Economia

Londra dribbla la Brexit: +2,3% il Pil

L'Istat inglese: "Grazie alla finanza la crescita non risente del voto". Il nodo prezzi

Londra dribbla la Brexit: +2,3% il Pil

In fondo, è anche una questione di coraggio. Oggi come 30 anni fa. Riprogettare il proprio mondo, mettere in discussione certezze consolidate. Smascherare il conservatorismo travestito da progressismo. Tutte cose che gli inglesi ben sanno. Con lo schiaffo della Brexit hanno sfidato l'ignoto, e ora si fanno beffe delle prefiche pronte al funerale del Regno. Il Pil inglese, infatti, è vivo: +0,5% nel terzo trimestre, più delle attese, e un robusto +2,3% annuo che l'Italia dello zero virgola manco si sogna.

Se fosse ancora viva, probabilmente festeggerebbe quella Margaret Thatcher mai tenera nei confronti dell'Unione europea, fino al punto da sbatterle in faccia un «voglio indietro i miei soldi!». La Gran Bretagna che come un magnete calamita una fetta gigantesca degli affari globali, è infatti una sua creazione. Plasmata esattamente tre decenni fa, con l'entrata in vigore, il 27 ottobre 1986, del Financial Services Act. Viene scodellato dopo la battaglia vinta contro le Trade Unions dei minatori, e rivoluziona il mercato borsistico con il taglio definitivo del cordone ombelicale che ancora legava la Union Jack alla società industriale con incrostazioni vittoriane. È la legge nota come il Big Bang della City, è la norma che ne cambia i connotati trasformando un mercatino quasi domestico in un centro capace di integrarsi con le Borse mondiali e di costituire il terzo anello, dopo New York e Tokio, di una catena dove sugli scambi non tramonta mai il sole. La Lady di Ferro fa la rivoluzione con due passate di bianchetto: cancella le commissioni fisse in Borsa e la figura degli intermediari. È un po' un copia-incolla di quanto fatto a Wall Street nel '75, ma basta per far sparire quel mondo pittoresco fatto di grida, sudore, maniche rimboccate e segni convenzionali che a Piazza Affari resisterà fino alla primavera del '94, sostituito da computer e compravendite frenetiche.

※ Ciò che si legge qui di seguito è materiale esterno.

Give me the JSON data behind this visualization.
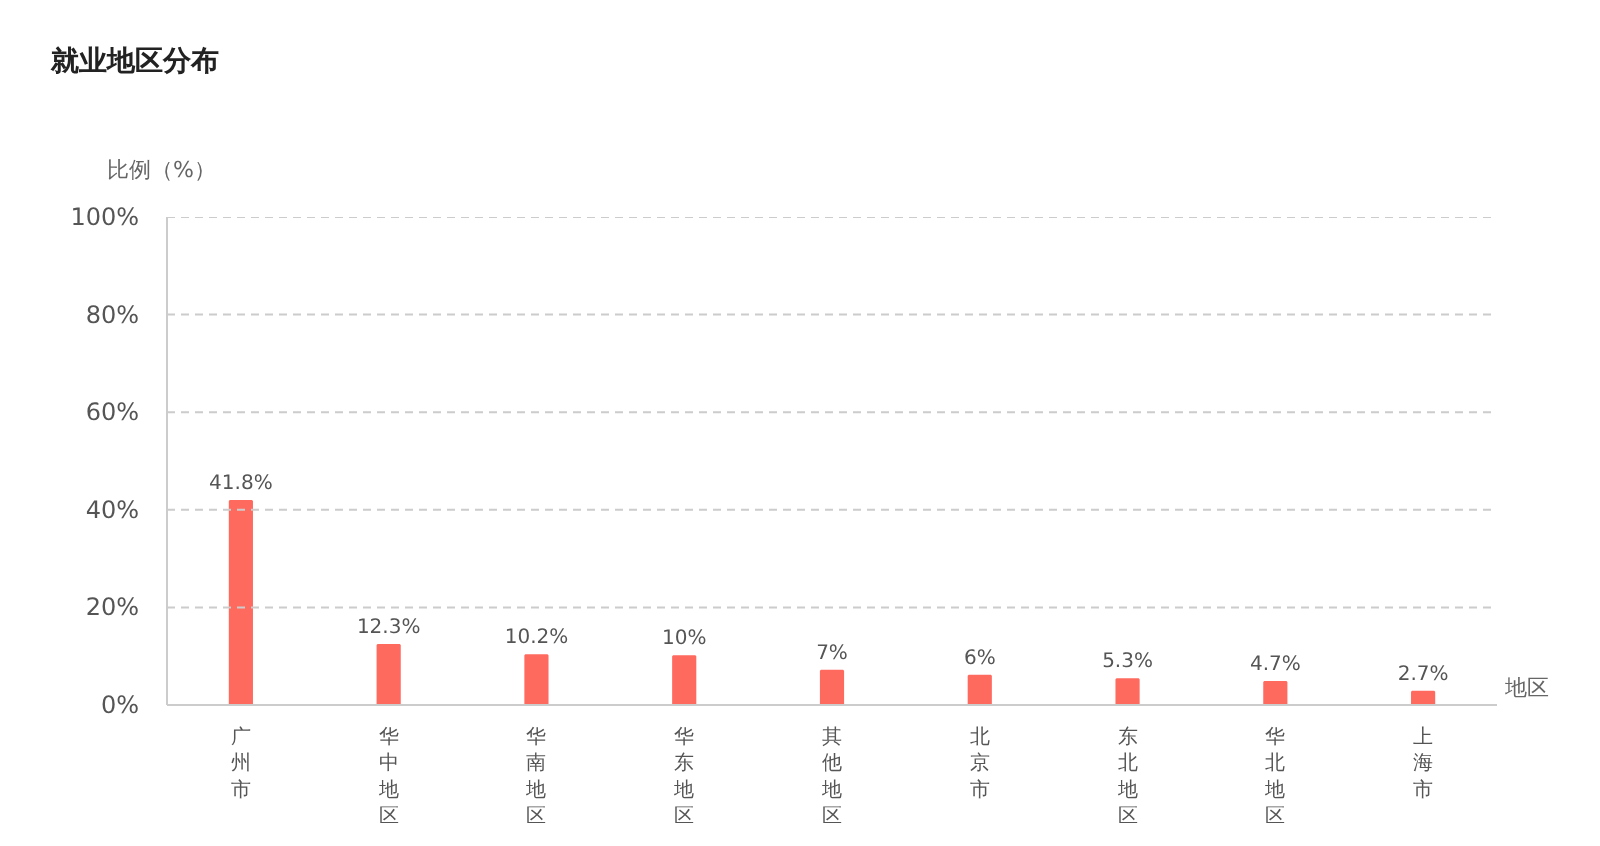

Le fondamenta di allora sono le stesse su cui oggi si regge l'Inghilterra. E visti i dati sulla crescita del Paese, si direbbero solide. L'Istat inglese fa sapere che «le prospettive di crescita non sembrano al momento risentire dell'esito referendario e un buon risultato dei servizi ha permesso di compensare una debolezza degli altri comparti». Dove per servizi si intende soprattutto la finanza. Di certo, le previsioni più catastrofiche vanno ricalibrate. Merito anche del pronto intervento della banca centrale, rapida nel tagliare i tassi la scorsa estate. Una mossa che consentirà un dietrofront nel caso l'inflazione, a causa della sterlina debole, dovesse surriscaldarsi. Con i prezzi in aumento dell'1% annuo in settembre, Londra non sembra però correre questo rischio. Resta da vedere come si comporteranno le banche che minacciano una fuga dalla City, anche se l'esodo dipenderà dal modo in cui si svilupperanno i negoziati con Bruxelles per l'uscita dall'Unione.

Le grandi industrie non sembrano invece scoraggiate: la giapponese Nissan ha annunciato ieri di voler produrre il nuovo modello della sua piccola 4x4 Qashqai nel Sunderland, nel nord est dell'Inghilterra. «Un voto di fiducia» nei confronti del Paese, ha commentato il premier Theresa May.

O, come sempre, anche un atto di coraggio.